Kaily Heitz is an Assistant Professor of Geography at the University of California, Los Angeles. As a critical human geographer and Black geographies scholar, Dr. Heitz’s work focuses on cultural and community responses to racialized dispossession in California. She is currently working on a manuscript, Oakland is a Vibe: The Relational Geographies of Black Cultural Development, which explores anti-displacement activist projects in Oakland that manipulate the practices of racial capitalist development in order to create sanctuaries for Black life, art, and liberation.

tish lopez is an assistant professor of geography at the University of Washington. As a historical and contemporary geographer, her work is situated at the intersections of health and disease, race and racial science, and care. At the root of much of her work is an attention to how health and disease are exercised in the making of worlds both real and imagined. She has published two co-edited volumes with Kathryn Gillespie: Vulnerable Witness: The politics of grief in the field (UC Press 2019) and Economies of Death: Economic logics of killable life and grievable death. She is currently working on a book titled Monstrous Microbes: Geographies of Disease and the Making of the Human.

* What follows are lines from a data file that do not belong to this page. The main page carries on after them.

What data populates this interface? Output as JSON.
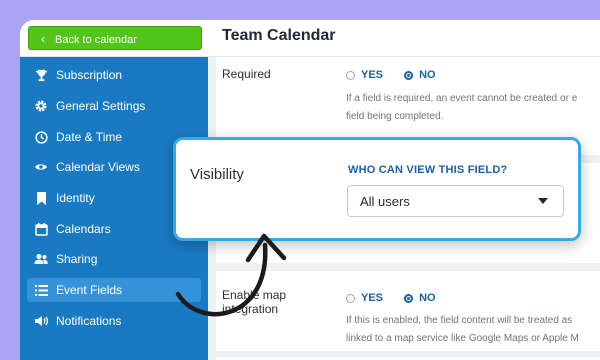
{
  "header": {
    "back_label": "Back to calendar",
    "title": "Team Calendar"
  },
  "sidebar": {
    "items": [
      {
        "label": "Subscription",
        "icon": "trophy-icon"
      },
      {
        "label": "General Settings",
        "icon": "gear-icon"
      },
      {
        "label": "Date & Time",
        "icon": "clock-icon"
      },
      {
        "label": "Calendar Views",
        "icon": "eye-icon"
      },
      {
        "label": "Identity",
        "icon": "bookmark-icon"
      },
      {
        "label": "Calendars",
        "icon": "calendar-icon"
      },
      {
        "label": "Sharing",
        "icon": "users-icon"
      },
      {
        "label": "Event Fields",
        "icon": "list-icon",
        "active": true
      },
      {
        "label": "Notifications",
        "icon": "speaker-icon"
      }
    ]
  },
  "required": {
    "label": "Required",
    "yes": "YES",
    "no": "NO",
    "selected": "NO",
    "help_line1": "If a field is required, an event cannot be created or e",
    "help_line2": "field being completed."
  },
  "visibility": {
    "label": "Visibility",
    "question": "WHO CAN VIEW THIS FIELD?",
    "value": "All users"
  },
  "map": {
    "label_line1": "Enable map",
    "label_line2": "integration",
    "yes": "YES",
    "no": "NO",
    "selected": "NO",
    "help_line1": "If this is enabled, the field content will be treated as",
    "help_line2": "linked to a map service like Google Maps or Apple M"
  },
  "colors": {
    "sidebar": "#1a7ac1",
    "accent_green": "#52c41a",
    "highlight_border": "#36a9e8",
    "background": "#a9a4f4"
  }
}
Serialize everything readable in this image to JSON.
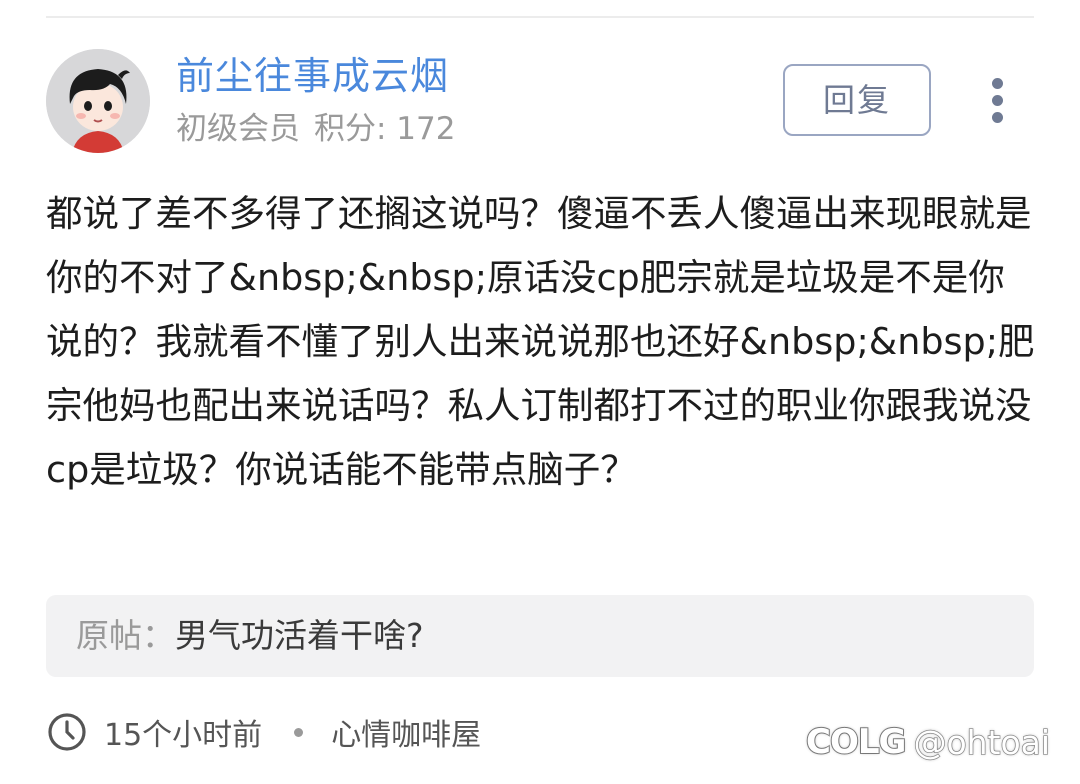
{
  "post": {
    "author": {
      "name": "前尘往事成云烟",
      "level": "初级会员",
      "points_label": "积分: 172"
    },
    "reply_label": "回复",
    "content": "都说了差不多得了还搁这说吗？傻逼不丢人傻逼出来现眼就是你的不对了&nbsp;&nbsp;原话没cp肥宗就是垃圾是不是你说的？我就看不懂了别人出来说说那也还好&nbsp;&nbsp;肥宗他妈也配出来说话吗？私人订制都打不过的职业你跟我说没cp是垃圾？你说话能不能带点脑子？",
    "quote": {
      "label": "原帖：",
      "title": "男气功活着干啥?"
    },
    "footer": {
      "time": "15个小时前",
      "board": "心情咖啡屋"
    }
  },
  "watermark": {
    "logo": "COLG",
    "handle": "@ohtoai"
  },
  "colors": {
    "username": "#4a88dc",
    "secondary_text": "#9a9a9a",
    "button_border": "#9aa6c2",
    "quote_bg": "#f2f2f3"
  },
  "icons": [
    "more-vertical-icon",
    "clock-icon",
    "avatar-cartoon"
  ]
}
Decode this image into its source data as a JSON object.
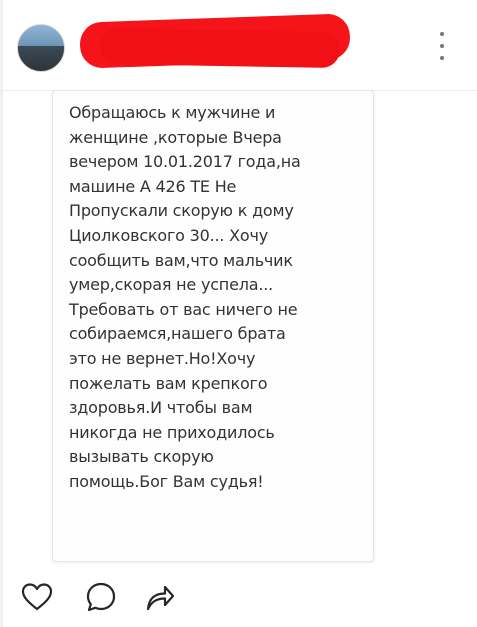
{
  "header": {
    "avatar_text": "",
    "username": "",
    "more_icon": "more-vertical-icon"
  },
  "post": {
    "lines": [
      "Обращаюсь к мужчине и",
      "женщине ,которые Вчера",
      "вечером 10.01.2017 года,на",
      "машине А 426 ТЕ  Не",
      "Пропускали скорую к дому",
      "Циолковского 30... Хочу",
      "сообщить вам,что мальчик",
      "умер,скорая не успела...",
      "Требовать от вас ничего не",
      "собираемся,нашего брата",
      "это не вернет.Но!Хочу",
      "пожелать вам крепкого",
      "здоровья.И чтобы вам",
      "никогда не приходилось",
      "вызывать скорую",
      "помощь.Бог Вам судья!"
    ]
  },
  "actions": {
    "icons": [
      "heart-icon",
      "comment-icon",
      "share-icon"
    ]
  },
  "colors": {
    "redaction": "#f5141a",
    "text": "#333333",
    "icon": "#262626"
  }
}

Christian Keeve is a seedkeeper, chaotic gardener, and PhD Candidate in Geography at the University of Kentucky, as well as Woodson Predoctoral Fellow at the University of Virginia. Their focus is on the cultural and political ecologies of seedkeeping as environmental justice movement work, and as such, they work collaboratively as a grower and organizer with organizations including Truelove Seeds, The Ujamaa Cooperative Farming Alliance, The Utopian Seed Project, and The Heirloom Collard Project. They are excited about the archival ecologies of cultural seeds, solidarities beyond the human, and the sorghum harvest

Pavithra Vasudevan is an Assistant Professor of African and African Diaspora Studies, and Women’s, Gender and Sexuality Studies at the University of Texas at Austin and a co-founder of the UT Austin Faculty and Staff for Justice in Palestine. Pavithra’s book in progress, A Toxic Alchemy: Race and Waste in Industrial Capitalism, is a geopoetic catalyst testifying to the fragmentation of life under racial-colonial capitalism. Pavithra employs performance, film, poetry and creative writing methods to reimagine scholarship as storytelling. She is a practitioner of movement forms including Bharata Natyam, Odissi, aikido and yoga, a student of Qawwali/Hindusthani music and poetry, and a mama to a rainbow unicorn. https://pavithravasudevan.com

Erin McElroy is an Assistant Professor in the Department of Geography at the University of Washington, where their work focuses upon intersections of gentrification, technology, empire, and racial capitalism, alongside housing justice organizing and transnational solidarities. McElroy is author of Silicon Valley Imperialism: Techno Fantasies and Frictions in Postsocialist Times (Duke University Press, 2024) and coeditor of Counterpoints: A San Francisco Bay Area Atlas of Displacement and Resistance (PM Press, 2021). McElroy is cofounder of the Anti-Eviction Mapping Project and also runs Landlord Tech Watch, both committed to producing collaborative housing-justice-based research.

Jane Henderson is an assistant professor in the department of geography at Dartmouth. As a historical geographer, her research addresses the relationship between black placemaking and settler colonialism across North America and the Caribbean. Her current book project focuses specifically on how frontier imaginaries shape black geographies of Minnesota. Jane is also co-PI on the Antipode Foundation funded project “Beyond Esri: Moving Toward Abolition in Geography” which analyzes the role of geography education and geospatial tools in contemporary policing and surveillance.